Helping to shape the transformation process of Lusatia by moving away from lignite is something Kaiser too finds extremely intriguing. The federal government is making ten billion euros available for this purpose. By 2038, the phasing out of coal should be completed and the transformation into a location for science, research, and innovation should be well underway. “One of my main tasks at the moment is to position the innovation corridor issue in all the relevant places,” says Kaiser. The people must be able to find out how they can “get involved”. It’s all about participation, finding the right multipliers, and “taking along” local communities and mayors.
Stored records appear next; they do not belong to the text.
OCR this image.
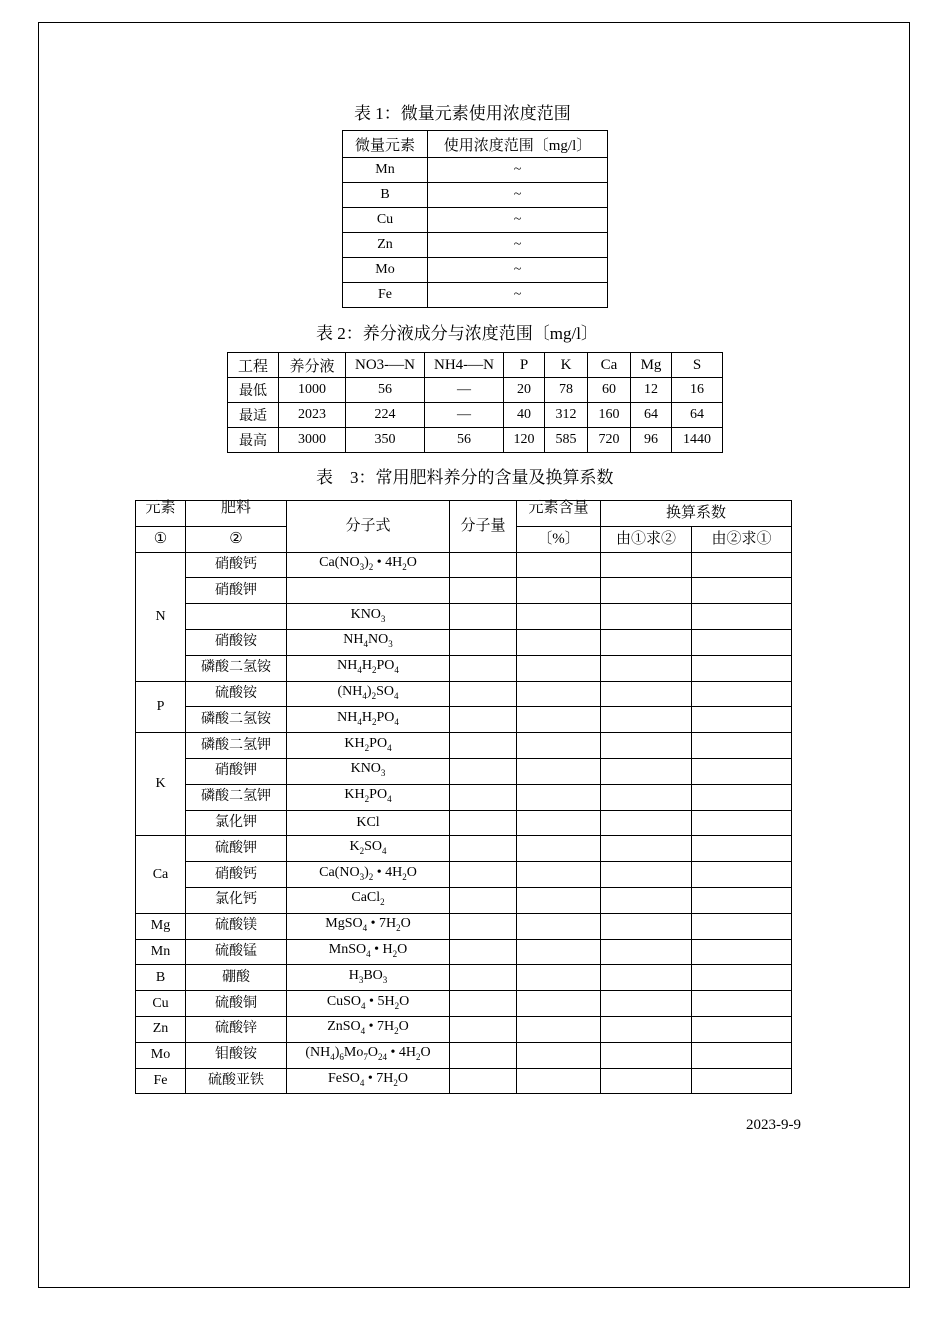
表 1：微量元素使用浓度范围
微量元素	使用浓度范围〔mg/l〕
Mn	~
B	~
Cu	~
Zn	~
Mo	~
Fe	~
表 2：养分液成分与浓度范围〔mg/l〕
工程	养分液	NO3-—N	NH4-—N	P	K	Ca	Mg	S
最低	1000	56	—	20	78	60	12	16
最适	2023	224	—	40	312	160	64	64
最高	3000	350	56	120	585	720	96	1440
表　3：常用肥料养分的含量及换算系数
元素	肥料	分子式	分子量	元素含量	换算系数	
①	②			〔%〕	由①求②	由②求①
N	硝酸钙	$Ca(NO_3)_2$ • $4H_2O$				
	硝酸钾					
		$KNO_3$				
	硝酸铵	$NH_4NO_3$				
	磷酸二氢铵	$NH_4H_2PO_4$				
P	硫酸铵	$(NH_4)_2SO_4$				
	磷酸二氢铵	$NH_4H_2PO_4$				
K	磷酸二氢钾	$KH_2PO_4$				
	硝酸钾	$KNO_3$				
	磷酸二氢钾	$KH_2PO_4$				
	氯化钾	KCl				
Ca	硫酸钾	$K_2SO_4$				
	硝酸钙	$Ca(NO_3)_2$ • $4H_2O$				
	氯化钙	CaCl$_2$				
Mg	硫酸镁	MgSO$_4$ • $7H_2O$				
Mn	硫酸锰	MnSO$_4$ • $H_2O$				
B	硼酸	$H_3BO_3$				
Cu	硫酸铜	CuSO$_4$ • $5H_2O$				
Zn	硫酸锌	ZnSO$_4$ • $7H_2O$				
Mo	钼酸铵	$(NH_4)_6Mo_7O_{24}$ • $4H_2O$				
Fe	硫酸亚铁	FeSO$_4$ • $7H_2O$				
2023-9-9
“There is a palpable spirit of departure whenever I meet people,” Zylka adds, “and a confidence that Berlin and Brandenburg could benefit from each other in equal measure.” A project of this scale consists of many layers and many goals. In the end, the aim is to create a type of “blueprint” for other corridors that create strategic links between the two German states. “Bringing together” an attractive place to live with work and mobility.
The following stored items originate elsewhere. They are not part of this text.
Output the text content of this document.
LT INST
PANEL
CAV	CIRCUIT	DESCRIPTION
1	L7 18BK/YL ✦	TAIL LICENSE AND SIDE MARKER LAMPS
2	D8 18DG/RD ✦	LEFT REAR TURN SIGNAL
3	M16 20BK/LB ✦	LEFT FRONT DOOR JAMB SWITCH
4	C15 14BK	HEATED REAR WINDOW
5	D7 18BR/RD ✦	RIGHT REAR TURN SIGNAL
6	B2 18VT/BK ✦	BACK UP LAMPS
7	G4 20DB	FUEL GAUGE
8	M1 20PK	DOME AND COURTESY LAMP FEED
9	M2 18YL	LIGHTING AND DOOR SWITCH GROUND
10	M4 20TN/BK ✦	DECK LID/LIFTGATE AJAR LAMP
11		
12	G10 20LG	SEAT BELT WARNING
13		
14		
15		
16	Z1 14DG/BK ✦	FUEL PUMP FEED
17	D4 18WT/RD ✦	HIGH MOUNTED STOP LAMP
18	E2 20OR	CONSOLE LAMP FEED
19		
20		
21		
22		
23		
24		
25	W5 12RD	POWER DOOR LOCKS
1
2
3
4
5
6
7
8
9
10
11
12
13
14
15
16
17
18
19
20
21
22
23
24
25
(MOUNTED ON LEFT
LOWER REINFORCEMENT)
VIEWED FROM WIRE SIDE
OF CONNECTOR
Doing so requires staying power. However, both have a precise idea of what the corridor might look like in 2035: The Innovation Corridor will be a success story of the economic restructuring of an entire region. Mobility across the Corridor will be much more seamless than it is today. It will act as a catalyst for the infrastructure between Berlin and Cottbus. It will attract smart minds from other regions and those wanting to go back. They will find jobs and apprenticeships in research and development as well as manufacturing. People will be doing sustainable, flexible, and meaningful work.
Soon, when the phrase Innovation Corridor is uttered, people will know exactly what it means: Europe’s leading science and knowledge transfer region, full of lively collaboration, and excellent, forward-looking projects. And a matrix for other innovation corridors in Berlin’s metropolitan region.